Los de Alessio Lisci están a un partido de bajar de categoría, después de un desastroso mes de mayo con cuatro derrotas consecutivas
Lance de juego en el encuentro entre Osasuna y Espanyol en El Sadar. Vía X: @Osasuna

Quién le iba a decir a los seguidores rojillos que aquella agónica victoria ante el Sevilla sería la última antes de la última jornada de liga. Osasuna acumula cuatro derrotas consecutivas, lo que le coloca con 42 puntos, a solo dos del descenso y con un partido vital en Getafe. Los de Lisci han pasado de mirar a Europa a rezar por mantenerse en la máxima categoría del fútbol español, después de uno de los peores finales de temporada que se recuerdan en Pamplona.

Aún así, las cuentas no tienen ningún misterio. Si Osasuna quiere seguir en primera una año más tiene que sumar en Getafe, por lo que le vale el empate. Sin embargo, en caso de perder ante los de Bordalás, el banquillo navarro tendrá que esperar a lo que suceda en Mallorca y Girona, donde necesitan que Elche u Oviedo puntúen. Solo existe un caso en el que Osasuna bajaría: si pierde ante el Getafe y Girona y Mallorca ganan. En ese triple empate a 42 puntos, los rojillos se irían al pozo.

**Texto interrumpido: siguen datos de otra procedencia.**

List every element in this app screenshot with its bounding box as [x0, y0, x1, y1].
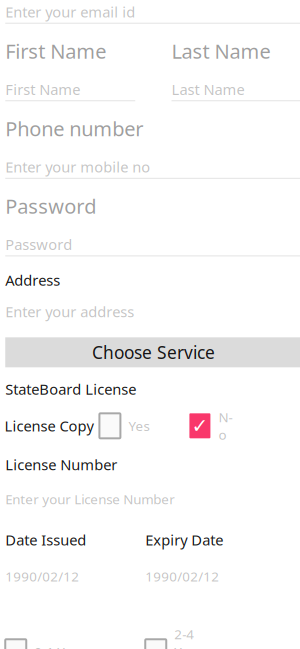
button[interactable]: First Name	[5, 78, 135, 100]
staticText: Date Issued	[5, 530, 86, 550]
button[interactable]: Enter your mobile no	[5, 156, 300, 178]
button[interactable]: Yes	[99, 413, 189, 438]
staticText: Expiry Date	[145, 530, 223, 550]
staticText: Enter your email id	[5, 2, 135, 22]
staticText: Enter your License Number	[5, 490, 175, 508]
button[interactable]: Password	[5, 233, 300, 255]
staticText: License Copy	[4, 416, 93, 436]
staticText: Password	[5, 193, 96, 219]
button[interactable]: 1990/02/12	[145, 568, 300, 585]
staticText: Address	[5, 270, 60, 290]
staticText: 1990/02/12	[5, 568, 79, 585]
staticText: Password	[5, 235, 72, 254]
staticText: ✓	[191, 414, 208, 437]
staticText: Last Name	[172, 80, 244, 99]
button[interactable]: ✓	[189, 408, 248, 444]
staticText: Enter your address	[5, 302, 134, 321]
staticText: First Name	[5, 38, 106, 64]
button[interactable]: 0-1 Years	[5, 639, 145, 649]
button[interactable]: Enter your License Number	[5, 490, 300, 508]
staticText: Enter your mobile no	[5, 157, 150, 177]
button[interactable]: Enter your email id	[5, 1, 300, 23]
staticText: 1990/02/12	[145, 568, 219, 585]
button[interactable]: 1990/02/12	[5, 568, 145, 585]
button[interactable]: 2-4 Years	[145, 625, 223, 649]
staticText: 0-1 Years	[34, 643, 91, 649]
staticText: Yes	[128, 417, 149, 435]
staticText: Phone number	[5, 115, 143, 142]
staticText: License Number	[5, 455, 117, 474]
staticText: StateBoard License	[5, 379, 136, 399]
staticText: Last Name	[172, 38, 270, 64]
staticText: Choose Service	[92, 341, 215, 364]
staticText: 2-4 Years	[174, 625, 206, 649]
button[interactable]: Choose Service	[5, 337, 300, 367]
button[interactable]: Last Name	[172, 78, 300, 100]
staticText: First Name	[5, 80, 80, 99]
staticText: No	[218, 408, 232, 444]
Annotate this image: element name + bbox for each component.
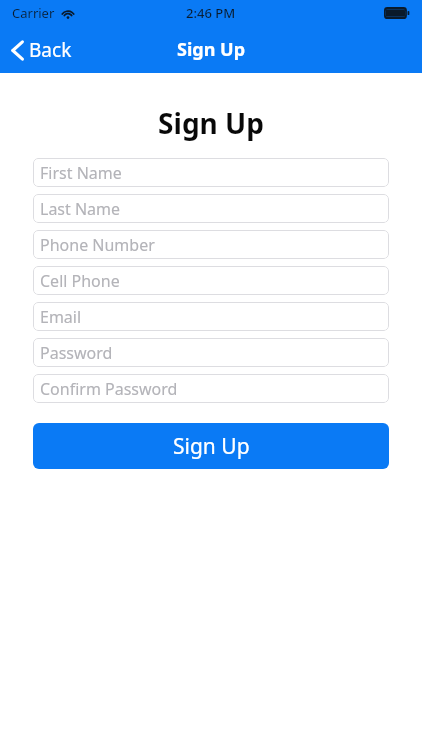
staticText: Confirm Password (40, 378, 178, 400)
button[interactable]: Last Name (33, 194, 389, 223)
button[interactable]: Email (33, 302, 389, 331)
staticText: Back (29, 37, 72, 63)
staticText: Password (40, 342, 113, 364)
staticText: 2:46 PM (186, 4, 236, 22)
button[interactable]: Password (33, 338, 389, 367)
staticText: First Name (40, 162, 122, 184)
button[interactable]: Sign Up (33, 423, 389, 469)
button[interactable]: Back (8, 33, 75, 67)
staticText: Last Name (40, 198, 121, 220)
staticText: Sign Up (173, 432, 250, 461)
button[interactable]: Confirm Password (33, 374, 389, 403)
staticText: Carrier (12, 4, 55, 22)
button[interactable]: Cell Phone (33, 266, 389, 295)
button[interactable]: First Name (33, 158, 389, 187)
staticText: Sign Up (177, 37, 246, 62)
staticText: Sign Up (0, 104, 422, 142)
staticText: Phone Number (40, 234, 155, 256)
staticText: Email (40, 306, 82, 328)
button[interactable]: Phone Number (33, 230, 389, 259)
staticText: Cell Phone (40, 270, 120, 292)
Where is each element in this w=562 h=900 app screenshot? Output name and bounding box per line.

La previsión a finales de abril era bien distinta en la capital de Navarra. Tras aquella victoria ante el Sevilla en El Sadar, los rojillos miraban hacia Europa con ilusión, 42 puntos a falta de 15 por disputarse es un escenario idílico para cualquier club que sueñe con el viejo continente. Sin embargo, Osasuna ha tirado por la borda toda su temporada en un mes de mayo digno de un colista.

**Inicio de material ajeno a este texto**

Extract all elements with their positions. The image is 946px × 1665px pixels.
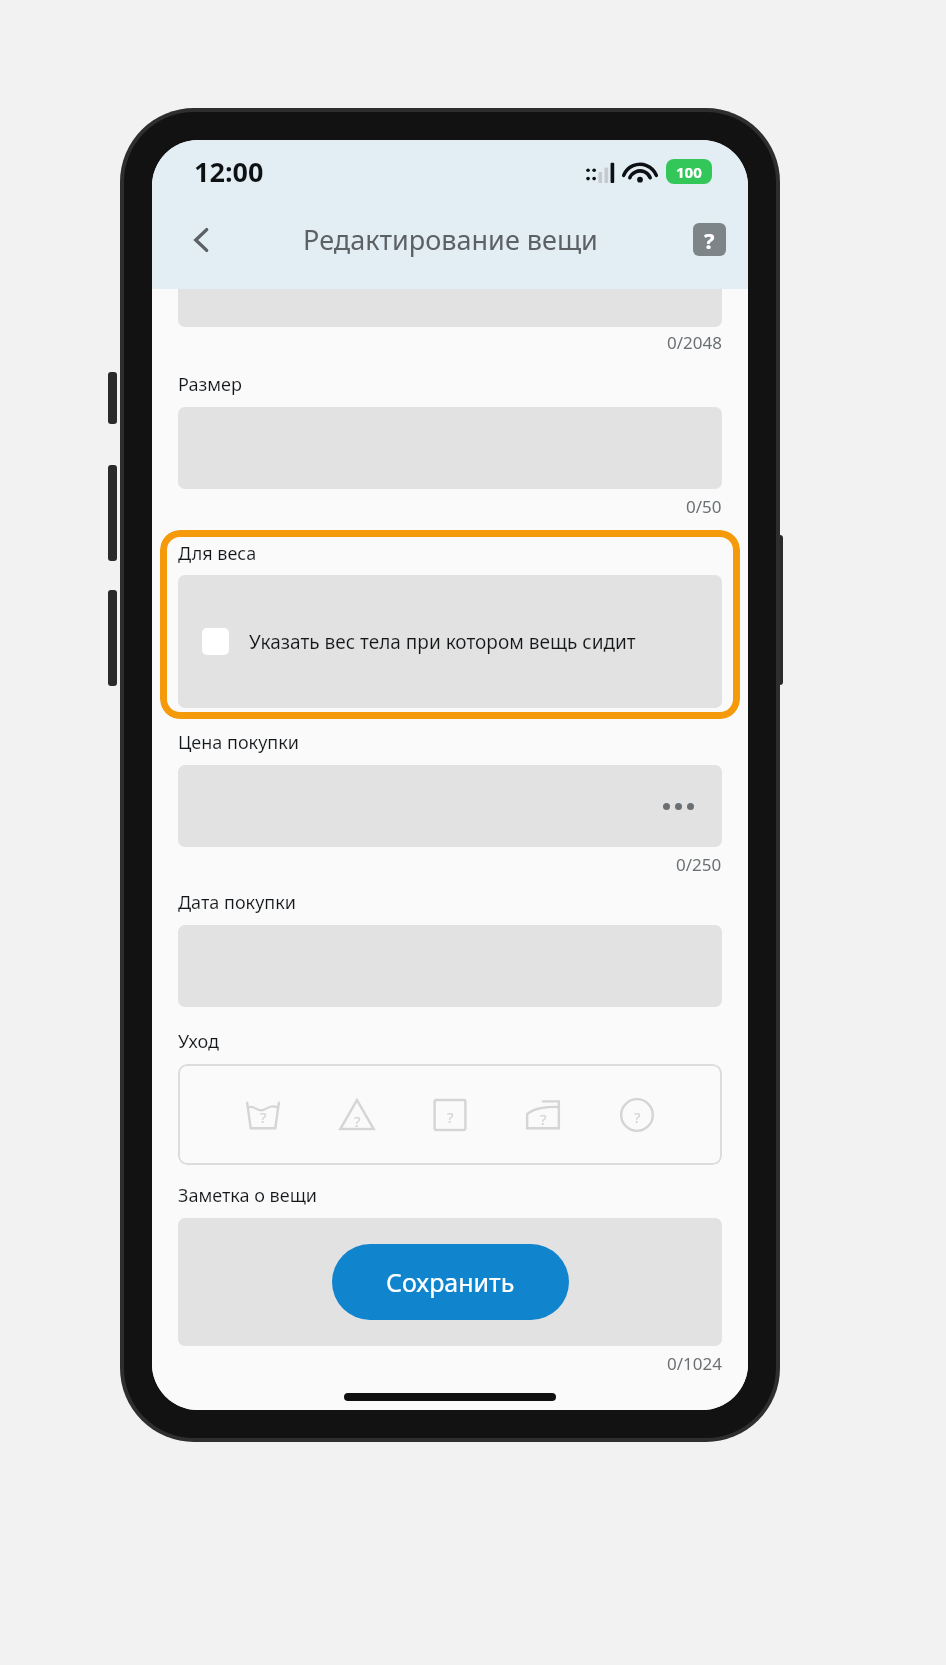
staticText: 0/250 [676,853,722,876]
staticText: Для веса [178,541,257,566]
button[interactable]: Washing [237,1089,289,1141]
staticText: 12:00 [194,153,264,190]
staticText: ? [260,1107,267,1127]
button[interactable]: Back [174,212,230,268]
button[interactable] [178,765,722,847]
button[interactable]: Help [693,223,726,256]
button[interactable]: Tumble drying [424,1089,476,1141]
staticText: ? [634,1107,641,1127]
button[interactable]: Specify body weight [202,628,229,655]
staticText: 100 [676,162,702,182]
button[interactable]: Specify body weight [178,575,722,708]
button[interactable]: Сохранить [332,1244,569,1320]
staticText: Указать вес тела при котором вещь сидит [249,629,636,655]
button[interactable]: Ironing [517,1089,569,1141]
staticText: ? [354,1111,361,1131]
staticText: Уход [178,1029,219,1054]
staticText: Дата покупки [178,890,296,915]
button[interactable]: Dry cleaning [611,1089,663,1141]
staticText: Цена покупки [178,730,299,755]
staticText: ? [704,225,715,255]
button[interactable]: Сохранить [178,1218,722,1346]
staticText: Размер [178,372,242,397]
staticText: ? [540,1109,547,1129]
staticText: 0/1024 [667,1352,722,1375]
staticText: ? [447,1107,454,1127]
staticText: 0/2048 [667,331,722,354]
button[interactable]: Bleaching [331,1089,383,1141]
staticText: Заметка о вещи [178,1183,317,1208]
staticText: Редактирование вещи [303,221,598,258]
staticText: 0/50 [686,495,722,518]
staticText: Сохранить [386,1265,515,1299]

Además, los cuatro partidos que tenía Osasuna por delante no se presentaban como difíciles. Una visita al Levante y tres duelos en casa ante Barcelona, Atlético y Espanyol. El viaje a la Comunidad Valenciana fue, quizás, el mayor drama de mayo. Tras conseguir un 0-2 de ventaja, el cuadro de Lisci perdió los 3 puntos en el minuto 89 tras una inexplicable expulsión de Sergio Herrera al filo del descanso. Las visitas de Barça y Atlético a Pamplona no eran sencillas, pero los del Cholo no tenían nada en juego y ahí se escaparon otros tres puntos.

Sin embargo, la derrota ante el Espanyol fue la gota que colmó un vaso casi a rebosar. El cuadro catalán llegaba a El Sadar con una victoria en todo 2026, y se llevó tres puntos de Pamplona que certificaron su permanencia. Los de Lisci dieron una imagen pobre que ha provocado que se jueguen la permanencia este fin de semana en Getafe.

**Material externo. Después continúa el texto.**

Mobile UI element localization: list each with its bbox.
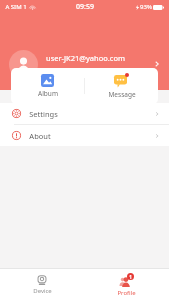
button[interactable]: 1 — [84, 269, 169, 300]
staticText: 1 — [129, 274, 132, 280]
button[interactable]: About — [0, 125, 169, 146]
staticText: Profile — [117, 289, 136, 297]
button[interactable]: Settings — [0, 103, 169, 124]
staticText: 93% — [140, 3, 152, 11]
staticText: Message — [108, 90, 136, 99]
other: Account details — [153, 60, 161, 68]
staticText: Device — [33, 287, 52, 295]
button[interactable]: Device — [0, 269, 84, 300]
button[interactable]: Album — [11, 68, 84, 104]
staticText: Album — [38, 89, 58, 98]
staticText: About — [29, 131, 51, 141]
staticText: 09:59 — [76, 2, 94, 12]
staticText: A SIM 1 — [5, 3, 27, 11]
button[interactable]: Message — [85, 68, 158, 104]
staticText: 2 camera device — [46, 66, 96, 75]
button[interactable]: user-JK21@yahoo.com — [0, 38, 169, 90]
staticText: Settings — [29, 109, 58, 119]
staticText: user-JK21@yahoo.com — [46, 53, 125, 63]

No es novedad que el Coliseum sea uno de los campos más complicados de primera, pero a Osasuna se le da especialmente mal. Los rojillos no ganan un partido en campo azulón desde el año 2008, además de que su récord en las últimas 10 visitas es de cinco empates y cinco derrotas. Bien es cierto que unas tablas serían suficientes para salvar la categoría, pero los datos van en contra de Osasuna.

Por si fuera poco, el Getafe sigue en la pelea por entrar en puestos europeos, por lo que no hay indicios de que vaya a ser un partido amigable para los de Alessio Lisci. En definitiva, Osasuna se encuentra ante una compleja situación para mantenerse un año más en Primera División, pero todo sea dicho, depende de sí mismo para salvarse.